Cie Kee tonjolkan jempolnya. "Han Samya benar!" pujinya. "Tuan-tuan berkenan
menolongi abak yatim piatu dari keluarga Kwee itu, untuk ini sekarang pinto
wakilkan saudara Kwee menghanturkan terima kasih terlebih dahulu!" Dan ia lantas
menjura dalam. "Cara pertaruhan ini adalah terlalu licin," berkata Cu Cong kemudian. "Cuma
dengan beberapa kata-katamu ini, kau hendak membikin kamu bercapek lelah selama
delapan belas tahun!"
Wajahnya Khu Cie Kee berubah, akan tetapi ia berdongak dan tertawa besar.
"Apakah yang lucu?" tanya Han Siauw Eng.
"Selama dalam dunia kang-ouw telah aku dengar nama besar dari Kanglam Cit Koay,"

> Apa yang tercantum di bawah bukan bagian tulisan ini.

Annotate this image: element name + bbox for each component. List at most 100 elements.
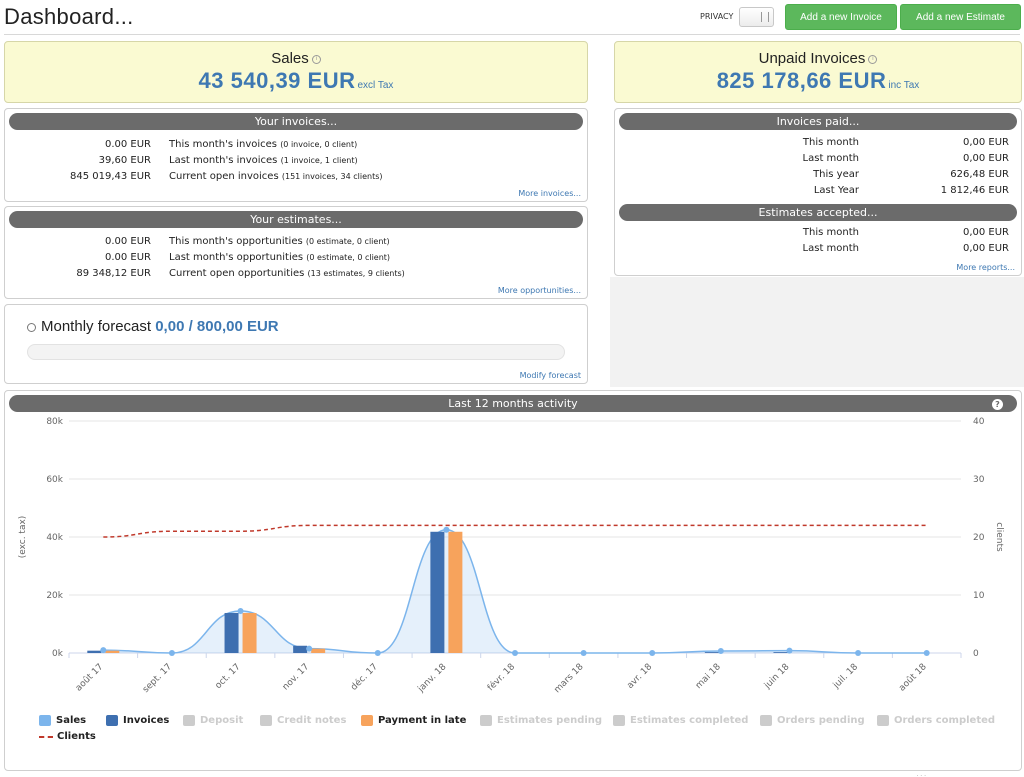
- sales-point: [717, 647, 724, 654]
- chart-legend: Sales Invoices Deposit Credit notes Payment …: [5, 391, 1021, 772]
- row-label-text: Last month's opportunities: [169, 251, 304, 263]
- legend-item-orders-completed[interactable]: Orders completed: [877, 715, 995, 726]
- row-detail: (151 invoices, 34 clients): [281, 171, 383, 181]
- row-label: This month: [802, 137, 859, 148]
- y2-tick-label: 40: [973, 417, 985, 427]
- row-amount: 39,60 EUR: [98, 154, 151, 166]
- legend-swatch: [480, 715, 492, 726]
- legend-label: Payment in late: [378, 715, 467, 726]
- forecast-title: Monthly forecast 0,00 / 800,00 EUR: [41, 318, 279, 335]
- legend-label: Estimates completed: [630, 715, 749, 726]
- row-detail: (0 invoice, 0 client): [280, 139, 358, 149]
- row-label: Last month's invoices (1 invoice, 1 clie…: [169, 155, 358, 166]
- legend-item-invoices[interactable]: Invoices: [106, 715, 169, 726]
- unpaid-kpi: Unpaid Invoices i 825 178,66 EUR inc Tax: [614, 41, 1022, 103]
- row-amount: 0.00 EUR: [104, 138, 151, 150]
- bar-payment-in-late: [311, 648, 326, 653]
- footer-decoration: · · ·: [916, 773, 926, 777]
- list-item: 0.00 EUR This month's invoices (0 invoic…: [5, 136, 587, 152]
- y-tick-label: 40k: [46, 533, 63, 543]
- reports-panel: Invoices paid... This month 0,00 EUR Last…: [614, 108, 1022, 276]
- list-item: 845 019,43 EUR Current open invoices (15…: [5, 168, 587, 184]
- row-label: Current open invoices (151 invoices, 34 …: [169, 171, 383, 182]
- privacy-toggle[interactable]: [739, 7, 774, 27]
- legend-swatch: [260, 715, 272, 726]
- invoices-header: Your invoices...: [9, 113, 583, 130]
- legend-item-sales[interactable]: Sales: [39, 715, 86, 726]
- more-opportunities-link[interactable]: More opportunities...: [497, 286, 581, 295]
- legend-swatch: [877, 715, 889, 726]
- sales-point: [168, 650, 175, 656]
- unpaid-title: Unpaid Invoices i: [615, 50, 1021, 67]
- unpaid-title-text: Unpaid Invoices: [758, 50, 866, 67]
- estimates-accepted-header: Estimates accepted...: [619, 204, 1017, 221]
- legend-swatch: [361, 715, 373, 726]
- more-invoices-link[interactable]: More invoices...: [518, 189, 581, 198]
- bar-invoices: [293, 645, 308, 653]
- legend-label: Credit notes: [277, 715, 347, 726]
- invoices-paid-header: Invoices paid...: [619, 113, 1017, 130]
- add-invoice-button[interactable]: Add a new Invoice: [785, 4, 897, 30]
- info-icon[interactable]: i: [311, 54, 321, 64]
- page-title: Dashboard...: [4, 4, 134, 29]
- row-label: Last month's opportunities (0 estimate, …: [169, 252, 390, 263]
- legend-item-payment-in-late[interactable]: Payment in late: [361, 715, 466, 726]
- row-detail: (0 estimate, 0 client): [306, 252, 391, 262]
- row-label: This month's invoices (0 invoice, 0 clie…: [169, 139, 357, 150]
- add-estimate-button[interactable]: Add a new Estimate: [900, 4, 1021, 30]
- bar-invoices: [224, 612, 239, 653]
- row-amount: 0.00 EUR: [104, 235, 151, 247]
- row-label: Last month: [802, 153, 859, 164]
- legend-label: Orders completed: [894, 715, 996, 726]
- clock-icon: [27, 323, 36, 332]
- legend-swatch: [39, 715, 51, 726]
- y-tick-label: 80k: [46, 417, 63, 427]
- row-value: 0,00 EUR: [962, 227, 1009, 238]
- row-value: 626,48 EUR: [950, 169, 1009, 180]
- sales-point: [443, 526, 450, 533]
- legend-dash: [39, 735, 53, 738]
- row-label: Last Year: [813, 185, 859, 196]
- legend-item-orders-pending[interactable]: Orders pending: [760, 715, 865, 726]
- sales-point: [100, 647, 107, 654]
- sales-point: [923, 650, 930, 656]
- more-reports-link[interactable]: More reports...: [956, 263, 1015, 272]
- legend-label: Clients: [57, 731, 96, 742]
- info-icon[interactable]: i: [868, 54, 878, 64]
- legend-item-credit-notes[interactable]: Credit notes: [260, 715, 346, 726]
- legend-item-estimates-pending[interactable]: Estimates pending: [480, 715, 602, 726]
- row-label-text: Last month's invoices: [169, 154, 278, 166]
- toggle-knob[interactable]: [761, 12, 769, 22]
- legend-item-estimates-completed[interactable]: Estimates completed: [613, 715, 748, 726]
- sales-point: [237, 607, 244, 614]
- estimates-header: Your estimates...: [9, 211, 583, 228]
- list-item: 89 348,12 EUR Current open opportunities…: [5, 265, 587, 281]
- legend-label: Deposit: [200, 715, 244, 726]
- bar-payment-in-late: [448, 531, 463, 653]
- legend-swatch: [183, 715, 195, 726]
- forecast-title-text: Monthly forecast: [41, 318, 152, 335]
- unpaid-amount: 825 178,66 EUR inc Tax: [615, 68, 1021, 94]
- row-label-text: This month's opportunities: [169, 235, 303, 247]
- privacy-label: PRIVACY: [700, 12, 734, 21]
- list-item: This year 626,48 EUR: [615, 169, 1021, 185]
- forecast-progress-bar: [27, 344, 565, 360]
- row-detail: (13 estimates, 9 clients): [307, 268, 405, 278]
- row-label: This month: [802, 227, 859, 238]
- clients-line: [103, 524, 927, 538]
- modify-forecast-link[interactable]: Modify forecast: [519, 371, 581, 380]
- y-axis-title: (exc. tax): [18, 516, 28, 559]
- y-tick-label: 60k: [46, 475, 63, 485]
- y2-tick-label: 20: [973, 533, 985, 543]
- list-item: Last month 0,00 EUR: [615, 153, 1021, 169]
- sales-title: Sales i: [5, 50, 587, 67]
- header-divider: [4, 34, 1020, 35]
- legend-item-deposit[interactable]: Deposit: [183, 715, 243, 726]
- row-label: Last month: [802, 243, 859, 254]
- help-icon[interactable]: ?: [992, 399, 1003, 410]
- forecast-panel: Monthly forecast 0,00 / 800,00 EUR Modif…: [4, 304, 588, 384]
- row-detail: (0 estimate, 0 client): [305, 236, 390, 246]
- list-item: Last month 0,00 EUR: [615, 243, 1021, 259]
- sales-point: [786, 647, 793, 654]
- legend-item-clients[interactable]: Clients: [39, 731, 96, 742]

sahut si imam yang ditanya, "Orang umumnya bilang mereka itu gemar sekali
menolong sesamanya, mereka gagah perkasa dan mulia, tetapi hari ini bertemu
dengan kamu - hahaha!"
Kanglam Cit Koay menjadi panas hatinya. Han Po Kie segera menghajar bangku
dengan tangannya. Ia hendak bicara tetapi si imam dului dia.
"Sejak zaman dahulu hingga sekarang ini," kata Cie Kee. "Kalau satu orang gagah
sejati bersahabt, dia bersahabat untuk menjual jiwanya, ialah denagn segala
urusan ia bersedia untuk mengorbankan dirinya. Pengorbanan itu tidak ada
artinya! Bukankah kita belum pernah dengar bahwa di jaman dahulu ada Keng Ko dan
Liap Ceng berhitungan?"
Wajahnya Cu Cong menjadi pucat, tak ada sinarnya. "Tidak salah apa yang totiang
bilang!" katanya sambil goyang kipasnya. "Aku mengaku keliru! Baiklah, kita
bertujuh akan terima tanggung jawab kita ini!"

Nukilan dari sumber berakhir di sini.